One of our drives is to make sense of the world. Including people. But, we can’t understand everyone. Not fully.
The world is too big to understand. So we have to simplify it. But we all simplify it in different ways. This is a product of culture, and our experience. We learn or invent explanations that describe our experiences. Later, we have new experiences. These aren’t always consistent with our explanations. So we have to deal with the contradiction. The dissonance.
Some people update their explanations. Some people deny the implications of their new experiences.
We also regularly meet different people who understand the world differently. That also creates dissonance. How do we cope with it?
Most people reject opposing viewpoints. Some people try to understand how they came to be, or at least try to tolerate them. Other people’s experiences are equally valid. But what about their process of arriving at explanations?
This can be very difficult. People come to different beliefs, for varying reasons. The reasoning can be problematic.
Most people aren’t rigourous. They are pragmatic, superstitious, sentimental, or all three. They follow the reasoning, or adopt the explanations, of influential people: authority figures; mentors; heroes; the rich, famous, and beautiful.
When I was young, I didn’t really think that powerful people were irrational or expedient in their beliefs. At least, not all of them. Maybe people in the past, or in foreign countries. Or maybe in the southern US, rednecks and in-bred hillbillies and racist former slave owners.
But well-educated Canadians, American, and Europeans—and even lots of normal people with good common sense—had a good grasp of how the world worked.
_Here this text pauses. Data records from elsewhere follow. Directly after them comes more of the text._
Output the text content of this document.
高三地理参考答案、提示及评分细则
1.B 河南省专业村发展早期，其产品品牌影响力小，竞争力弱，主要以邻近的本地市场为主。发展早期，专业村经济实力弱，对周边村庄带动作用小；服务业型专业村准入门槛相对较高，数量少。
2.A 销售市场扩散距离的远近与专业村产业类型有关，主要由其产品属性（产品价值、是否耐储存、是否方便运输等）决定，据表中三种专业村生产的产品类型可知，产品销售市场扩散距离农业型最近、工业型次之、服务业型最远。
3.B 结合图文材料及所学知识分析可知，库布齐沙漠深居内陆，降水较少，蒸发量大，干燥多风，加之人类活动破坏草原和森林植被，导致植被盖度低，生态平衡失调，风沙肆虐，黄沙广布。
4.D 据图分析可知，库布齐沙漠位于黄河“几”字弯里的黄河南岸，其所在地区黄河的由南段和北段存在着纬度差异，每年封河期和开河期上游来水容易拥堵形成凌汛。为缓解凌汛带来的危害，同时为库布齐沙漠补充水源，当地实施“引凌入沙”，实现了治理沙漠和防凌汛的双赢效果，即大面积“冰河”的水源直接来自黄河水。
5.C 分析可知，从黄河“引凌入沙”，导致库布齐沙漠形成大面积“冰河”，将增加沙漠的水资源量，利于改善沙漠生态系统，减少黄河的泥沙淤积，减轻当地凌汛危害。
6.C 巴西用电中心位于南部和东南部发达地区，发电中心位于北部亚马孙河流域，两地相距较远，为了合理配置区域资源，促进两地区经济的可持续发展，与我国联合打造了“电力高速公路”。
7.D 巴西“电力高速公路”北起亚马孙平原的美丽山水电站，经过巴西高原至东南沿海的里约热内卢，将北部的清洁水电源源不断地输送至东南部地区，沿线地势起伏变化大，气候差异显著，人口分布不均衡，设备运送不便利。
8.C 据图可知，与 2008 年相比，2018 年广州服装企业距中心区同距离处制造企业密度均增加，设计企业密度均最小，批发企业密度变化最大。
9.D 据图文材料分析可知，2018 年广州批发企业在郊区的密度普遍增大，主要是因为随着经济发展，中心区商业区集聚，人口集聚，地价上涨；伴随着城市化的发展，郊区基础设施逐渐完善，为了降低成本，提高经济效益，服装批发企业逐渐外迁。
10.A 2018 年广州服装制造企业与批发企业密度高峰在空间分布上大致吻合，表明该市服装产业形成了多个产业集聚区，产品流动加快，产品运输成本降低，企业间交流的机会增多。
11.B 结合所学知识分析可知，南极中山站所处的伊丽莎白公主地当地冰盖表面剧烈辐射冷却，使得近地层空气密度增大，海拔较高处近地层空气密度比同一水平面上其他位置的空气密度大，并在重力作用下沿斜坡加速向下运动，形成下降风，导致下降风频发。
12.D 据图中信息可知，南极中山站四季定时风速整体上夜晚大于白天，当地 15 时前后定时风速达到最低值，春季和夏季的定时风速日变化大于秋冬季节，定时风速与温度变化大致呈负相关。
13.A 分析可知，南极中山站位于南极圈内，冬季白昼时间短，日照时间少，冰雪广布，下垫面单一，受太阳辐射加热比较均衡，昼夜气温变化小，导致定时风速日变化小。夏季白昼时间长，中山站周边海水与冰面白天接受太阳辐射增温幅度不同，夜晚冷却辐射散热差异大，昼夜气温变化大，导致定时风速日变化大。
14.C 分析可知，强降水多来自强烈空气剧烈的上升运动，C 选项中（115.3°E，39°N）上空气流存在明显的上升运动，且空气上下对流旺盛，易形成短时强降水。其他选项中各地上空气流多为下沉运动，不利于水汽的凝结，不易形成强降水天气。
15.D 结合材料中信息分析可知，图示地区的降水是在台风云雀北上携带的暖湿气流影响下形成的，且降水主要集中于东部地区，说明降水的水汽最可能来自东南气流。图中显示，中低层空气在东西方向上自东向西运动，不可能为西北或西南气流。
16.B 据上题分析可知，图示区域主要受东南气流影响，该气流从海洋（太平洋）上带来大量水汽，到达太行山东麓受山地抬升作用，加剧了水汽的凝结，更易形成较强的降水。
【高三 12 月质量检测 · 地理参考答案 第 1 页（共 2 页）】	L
And so did their leaders, mostly. Even moreso, the scientists and technologists, who guided and advised them. The world was becoming more rational. So even if a lot of dopes were confused, and intellectually lazy, the people in charge were better informed and more level-headed.
I don’t believe that anymore. I think most people are completely out of touch. Including most leaders and intellectuals. Even the scientists and engineers aren’t so trustworthy. I don’t even know how well I can trust myself.
This sense that most people are not only mostly oblivious, but increasingly delusional, has been growing in me for a long time. Decades, by now. There is so much to know. But most of us know almost nothing. Even those who know a lot rarely know much beyond their specialty. But somehow, we are all supposed to be able to identify and support wise people to lead us and run our nations and economies. Ha!
There are a few people who have a pretty good working overview of what’s going on. But there’s another problem. A good number of them cannot be trusted. They see the rest of us as disposable non-player characters. We exist only to fill the stage. We might as well be puppets to them.
This is not comforting. The world is drifting off course—if it ever had a course to begin with. Lots of people feel a sense of dread. But we have not been able to find a consensus explanation for how we feel. Even though various splinter groups do believe they know the answer, even if it is obvious to everyone else that they are wrong. Almost everyone is wrong. And the people who are closest to being right are mostly being ignored.
What do you do when it seems like the whole world is out of touch, with little hope of reconnecting? It seems like the disagreements, arguments, fights are only going to get worse. What do we do, while we’re waiting for everything to explode into chaos?
I can’t concentrate on anything important for longer than a few minutes at a time.
My friend said I should try to help people. I can’t turn that into action. Help them what? Learn to write software? Software won’t help us. Software is a distraction, now. We have enough software. Too much software. We don’t need more math or science. We don’t need more knowledge. We need direction. We need structure. We need purpose. We need collective understanding.
But most people think they already understand. But they’re wrong. Nearly everyone is wrong.